A multitude of factors combined in the past two decades to make Union County the third fastest growing county in the state, county leaders said, and will have an effect on Union County's trajectory for decades to come.

A multitude of factors combined in the past two decades to make Union County the third fastest growing county in the state, county leaders said, and will have an effect on Union County's trajectory for decades to come.

According to figures published recently by the Ohio Department of Development, Union County grew 53 percent in population between 1990 and 2009, making it the third fastest growing county in Ohio, behind Delaware and Warren counties. The figures also predict that Union County will grow from its estimated 2009 population of 48,903 to more than 64,000 by the year 2020.

Union County Chamber of Commerce CEO Eric Phillips said that a number of factors have contributed to the county's growth from 31,970 residents in 1990 to today's population of nearly 50,000.

"I think it shows that our county continues to be attractive for people to locate and live here, but you also can see that some of those figures project through 2020, which shows that the Department of Development realizes Union County should see more of that growth as we move forward," Phillips said.

Phillips said the fact that the central Ohio region as a whole is growing contributes to the rising figures in Union County.

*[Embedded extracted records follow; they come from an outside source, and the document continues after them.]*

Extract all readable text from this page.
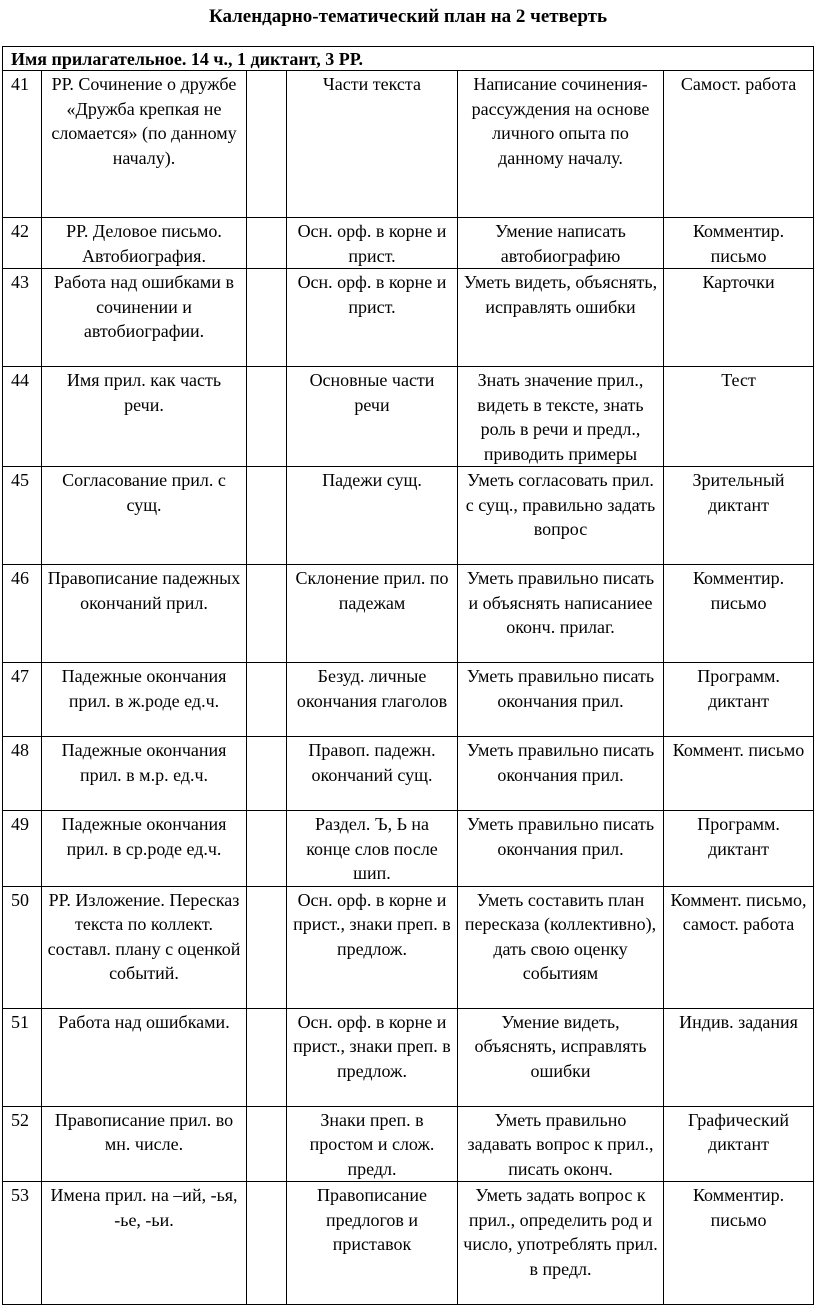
Календарно-тематический план на 2 четверть
Имя прилагательное. 14 ч., 1 диктант, 3 РР.					
41	РР. Сочинение о дружбе «Дружба крепкая не сломается» (по данному началу).		Части текста	Написание сочинения-рассуждения на основе личного опыта по данному началу.	Самост. работа
42	РР. Деловое письмо. Автобиография.		Осн. орф. в корне и прист.	Умение написать автобиографию	Комментир. письмо
43	Работа над ошибками в сочинении и автобиографии.		Осн. орф. в корне и прист.	Уметь видеть, объяснять, исправлять ошибки	Карточки
44	Имя прил. как часть речи.		Основные части речи	Знать значение прил., видеть в тексте, знать роль в речи и предл., приводить примеры	Тест
45	Согласование прил. с сущ.		Падежи сущ.	Уметь согласовать прил. с сущ., правильно задать вопрос	Зрительный диктант
46	Правописание падежных окончаний прил.		Склонение прил. по падежам	Уметь правильно писать и объяснять написаниее оконч. прилаг.	Комментир. письмо
47	Падежные окончания прил. в ж.роде ед.ч.		Безуд. личные окончания глаголов	Уметь правильно писать окончания прил.	Программ. диктант
48	Падежные окончания прил. в м.р. ед.ч.		Правоп. падежн. окончаний сущ.	Уметь правильно писать окончания прил.	Коммент. письмо
49	Падежные окончания прил. в ср.роде ед.ч.		Раздел. Ъ, Ь на конце слов после шип.	Уметь правильно писать окончания прил.	Программ. диктант
50	РР. Изложение. Пересказ текста по коллект. составл. плану с оценкой событий.		Осн. орф. в корне и прист., знаки преп. в предлож.	Уметь составить план пересказа (коллективно), дать свою оценку событиям	Коммент. письмо, самост. работа
51	Работа над ошибками.		Осн. орф. в корне и прист., знаки преп. в предлож.	Умение видеть, объяснять, исправлять ошибки	Индив. задания
52	Правописание прил. во мн. числе.		Знаки преп. в простом и слож. предл.	Уметь правильно задавать вопрос к прил., писать оконч.	Графический диктант
53	Имена прил. на –ий, -ья, -ье, -ьи.		Правописание предлогов и приставок	Уметь задать вопрос к прил., определить род и число, употреблять прил. в предл.	Комментир. письмо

"My first response to that fact is that all of central Ohio is growing, and one reason people moving to the area are choosing Union County, I think they find lower taxes, arguably the best school districts in central Ohio, and several major employers such as Scotts and Honda, many companies that are really growing, and that's why people are moving here," Phillips said.

Although figures have slumped in recent years, possibly due to a slow economy, Union County has seen outside interest in building projects. According to the 2009 Economic Development Annual Report, Union County has approved building permits for more than 5,000 housing units and more than 500 commercial and industrial projects totaling more than $1-billion in investment in the past 11 years. Construction crews broke ground this year on Jerome Village, a 1,500-acre, mixed-use development that could take 15 years and millions of dollars to complete.

Local and county governments have worked to keep up with the increasing level of services needed for an increased population, county commissioner Gary Lee said.

"Several years ago, we put on the ballot to increase the county sales tax a quarter of a percent half of that was for senior services, but the other half was for road and bridge improvements," he said. "We were already aware at the time that we were growing rapidly, and our challenge has been to keep our roads and bridges in good shape so we can serve the public."

Lee said that infrastructure may have contributed to Union County's population increase.

"First and foremost we have the state Route 33 corridor, along with the fact that we're sitting just outside Franklin County," he said. "Between the highways and the railroad, we have an ideal situation that promotes Union County just through its own geographical location."

John Gore, who serves on the local level as Marysville city council president and for the county as Department of Job & Family Services director, said the city has been working to deal with those growing numbers in years to come.

"Obviously there's been a demand for an increase of services we just went through an increase in the municipal income tax, we didn't have enough funds to provide the growing need in safety services," he said. "But I would say that in a lot of ways, Marysville and Union County have been very fortunate to have the industrial base that we have. I think that even though the unemployment rate right now is close to 10 percent, we were fortunate in this community that we maintained a lot of the jobs that we did have. What we lost a lot of was the overtime hours and the temporary jobs and that's where I believe some of our unemployment figures went up."

Phillips also touched on one of the unquantifiable draws of Union County its small-town charm.

"You have great communities here - they're home towns. You can live here, and yet be close to the convenience of a large city," he said.

Phillips said the predicted number of 64,000 residents by 2020 might be a high estimate, however.

"That analysis was conducted in 2004, at a time when we were nearing about 600 single-family home permits a year," he said. "Right now in the economic crunch, we're back to about 150 permits a year. Unless there's a huge national rebound, I think those numbers are on the high end."

"I'm more concerned right now about the statewide perspective," Phillips continued. "Ohio is not growing at the rate of other states. While central Ohio may be growing, Ohio needs to continue that momentum, and that's something that needs to be addressed."

Ultimately, a thriving population in Union County can mean only good things, Phillips said.

"The more people that move here, the bigger our work force will be, which will make a better selection pool for our employers. Another thing that could hopefully happen is that the county can become more diverse, which is something that will benefit our county," he said. "We've been a secret for a long time, and we're not so much anymore."